Consider a non-relativistic electron moving above a large, flat grounded conductor while it is attracted by its image charge, but cannot penetrate the conductor's surface.
What is the Hamiltonian of the electorn and the BC its wavefunction must satifsfy?
What is its ground state energy and its average distance above the conductor?

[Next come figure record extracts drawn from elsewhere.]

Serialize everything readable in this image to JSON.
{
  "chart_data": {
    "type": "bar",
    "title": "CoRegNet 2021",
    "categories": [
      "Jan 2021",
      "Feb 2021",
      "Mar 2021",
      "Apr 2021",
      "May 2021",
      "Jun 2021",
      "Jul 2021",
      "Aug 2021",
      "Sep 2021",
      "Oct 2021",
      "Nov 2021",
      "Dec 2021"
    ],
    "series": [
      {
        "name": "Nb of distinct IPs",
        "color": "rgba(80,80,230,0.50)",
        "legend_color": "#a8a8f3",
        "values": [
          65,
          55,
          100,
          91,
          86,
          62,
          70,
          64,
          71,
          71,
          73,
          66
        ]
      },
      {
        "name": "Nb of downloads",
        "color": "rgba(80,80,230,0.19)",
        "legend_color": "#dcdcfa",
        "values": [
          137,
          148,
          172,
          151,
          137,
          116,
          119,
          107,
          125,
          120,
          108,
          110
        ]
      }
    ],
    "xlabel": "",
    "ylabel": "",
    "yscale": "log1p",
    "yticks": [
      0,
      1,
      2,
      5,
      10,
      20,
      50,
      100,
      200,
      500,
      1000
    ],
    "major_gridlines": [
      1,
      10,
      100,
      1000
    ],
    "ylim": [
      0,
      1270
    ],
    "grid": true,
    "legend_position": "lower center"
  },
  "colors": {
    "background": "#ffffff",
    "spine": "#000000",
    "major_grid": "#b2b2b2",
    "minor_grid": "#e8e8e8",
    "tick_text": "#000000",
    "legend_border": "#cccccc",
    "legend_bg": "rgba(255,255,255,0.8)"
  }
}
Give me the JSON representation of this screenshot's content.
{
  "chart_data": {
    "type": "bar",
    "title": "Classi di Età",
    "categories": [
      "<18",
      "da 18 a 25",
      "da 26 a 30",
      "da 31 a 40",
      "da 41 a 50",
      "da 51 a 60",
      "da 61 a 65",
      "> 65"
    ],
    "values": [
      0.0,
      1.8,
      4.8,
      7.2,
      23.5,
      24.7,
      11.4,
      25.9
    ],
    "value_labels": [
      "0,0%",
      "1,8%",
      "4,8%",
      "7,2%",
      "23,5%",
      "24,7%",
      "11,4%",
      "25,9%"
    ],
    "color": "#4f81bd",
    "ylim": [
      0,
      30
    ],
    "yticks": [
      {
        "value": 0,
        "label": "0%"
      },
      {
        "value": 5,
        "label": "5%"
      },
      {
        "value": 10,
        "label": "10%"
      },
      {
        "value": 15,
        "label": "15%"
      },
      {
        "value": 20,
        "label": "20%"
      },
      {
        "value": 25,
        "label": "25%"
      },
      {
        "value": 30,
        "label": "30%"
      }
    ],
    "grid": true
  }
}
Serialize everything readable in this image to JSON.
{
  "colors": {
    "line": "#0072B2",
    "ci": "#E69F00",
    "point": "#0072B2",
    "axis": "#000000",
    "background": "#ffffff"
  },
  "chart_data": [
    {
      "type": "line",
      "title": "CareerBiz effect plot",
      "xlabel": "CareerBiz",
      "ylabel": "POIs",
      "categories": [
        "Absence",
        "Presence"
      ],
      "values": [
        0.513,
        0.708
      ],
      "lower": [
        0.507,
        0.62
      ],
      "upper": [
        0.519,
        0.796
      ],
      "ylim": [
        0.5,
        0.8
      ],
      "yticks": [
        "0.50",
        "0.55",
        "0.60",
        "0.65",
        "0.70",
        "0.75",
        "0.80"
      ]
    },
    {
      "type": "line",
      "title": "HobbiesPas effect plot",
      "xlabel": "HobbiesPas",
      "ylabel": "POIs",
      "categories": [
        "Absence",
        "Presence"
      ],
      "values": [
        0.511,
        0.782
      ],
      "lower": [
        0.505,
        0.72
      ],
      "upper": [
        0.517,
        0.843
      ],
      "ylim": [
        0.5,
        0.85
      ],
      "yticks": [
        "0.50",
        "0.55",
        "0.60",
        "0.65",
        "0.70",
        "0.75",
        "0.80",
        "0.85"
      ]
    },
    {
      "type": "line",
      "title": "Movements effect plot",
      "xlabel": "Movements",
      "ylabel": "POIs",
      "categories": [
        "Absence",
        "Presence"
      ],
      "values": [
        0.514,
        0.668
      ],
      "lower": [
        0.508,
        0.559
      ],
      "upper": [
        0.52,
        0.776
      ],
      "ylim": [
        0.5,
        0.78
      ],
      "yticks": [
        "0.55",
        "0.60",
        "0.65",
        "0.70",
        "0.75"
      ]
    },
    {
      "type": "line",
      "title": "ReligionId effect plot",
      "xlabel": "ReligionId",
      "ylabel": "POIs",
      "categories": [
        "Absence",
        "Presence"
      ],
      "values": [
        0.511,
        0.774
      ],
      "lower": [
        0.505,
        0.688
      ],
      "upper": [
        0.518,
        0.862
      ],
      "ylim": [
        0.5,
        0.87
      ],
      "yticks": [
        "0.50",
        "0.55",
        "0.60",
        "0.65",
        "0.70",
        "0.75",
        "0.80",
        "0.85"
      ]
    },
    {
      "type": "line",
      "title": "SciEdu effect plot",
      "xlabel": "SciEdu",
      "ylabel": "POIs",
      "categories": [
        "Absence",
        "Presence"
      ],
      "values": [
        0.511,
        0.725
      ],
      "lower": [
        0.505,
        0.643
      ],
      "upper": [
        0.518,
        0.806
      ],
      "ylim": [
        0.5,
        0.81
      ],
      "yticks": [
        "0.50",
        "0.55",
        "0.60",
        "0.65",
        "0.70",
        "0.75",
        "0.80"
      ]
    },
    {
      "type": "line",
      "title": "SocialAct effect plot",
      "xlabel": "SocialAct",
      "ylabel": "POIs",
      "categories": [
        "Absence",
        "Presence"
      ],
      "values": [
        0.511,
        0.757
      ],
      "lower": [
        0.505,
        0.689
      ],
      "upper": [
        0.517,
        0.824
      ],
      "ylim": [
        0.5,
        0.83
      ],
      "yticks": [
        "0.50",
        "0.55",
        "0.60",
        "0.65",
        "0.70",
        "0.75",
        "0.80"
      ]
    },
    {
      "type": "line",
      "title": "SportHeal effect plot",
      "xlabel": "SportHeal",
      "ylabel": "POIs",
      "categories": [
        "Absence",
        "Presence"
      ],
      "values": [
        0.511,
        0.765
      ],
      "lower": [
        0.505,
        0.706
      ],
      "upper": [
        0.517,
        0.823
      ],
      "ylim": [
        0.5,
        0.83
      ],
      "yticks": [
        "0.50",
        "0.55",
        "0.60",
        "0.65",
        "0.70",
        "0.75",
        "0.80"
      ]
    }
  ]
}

Classically I can write $H = T + V = \frac{1}{2} m \left( \dot{x}^2 + \dot{y}^2 + \dot{z}^2 \right) + \frac{e^2}{4 \pi \epsilon_0} \frac{1}{2\left( \dot{x}^2 + \dot{y}^2 + \dot{z}^2\right)^\frac{1}{2} }$
Now I would guess that the wavefunction would have to obey $\psi(x,y,z\leq 0) = 0$ and $\psi( |\vec{r}| \rightarrow \infty) \rightarrow 0$
Writing down the time indep. Schrodinger equation, however (with the QM Hamilotnian)
$E \psi(\vec{r}) = \left( \frac{- \hbar^2}{2m_e} \nabla^2 + V(\vec{r}) \right) \psi(\vec{r}) $
I am unable to find a solution since I can't use spherical symmetry, and most of the Sch. equation I have dealt with were usually for free particles (e.g. particle in box) etc. Any help would be appreicated. I'm assuming once I get the wf as a function of z I can compute its expectation value to find the average distance?
The potential depends only on the distance to the conductor (z) not x and y. Hence it is a free particle in the x and y dimensions leaving you with the single z dimension. I believe the z equation can be related to the zero angular momentum radial functions for the hydrogen atom - recall the effective 1-D radial equation for u(r)=r R(r) is essentially a 1-d problem with and effective potential that has a centrifugal barrier term, which vanishes for zero angular momentum. Take care with the identification of r - here the distance is 2z between the charge and its image.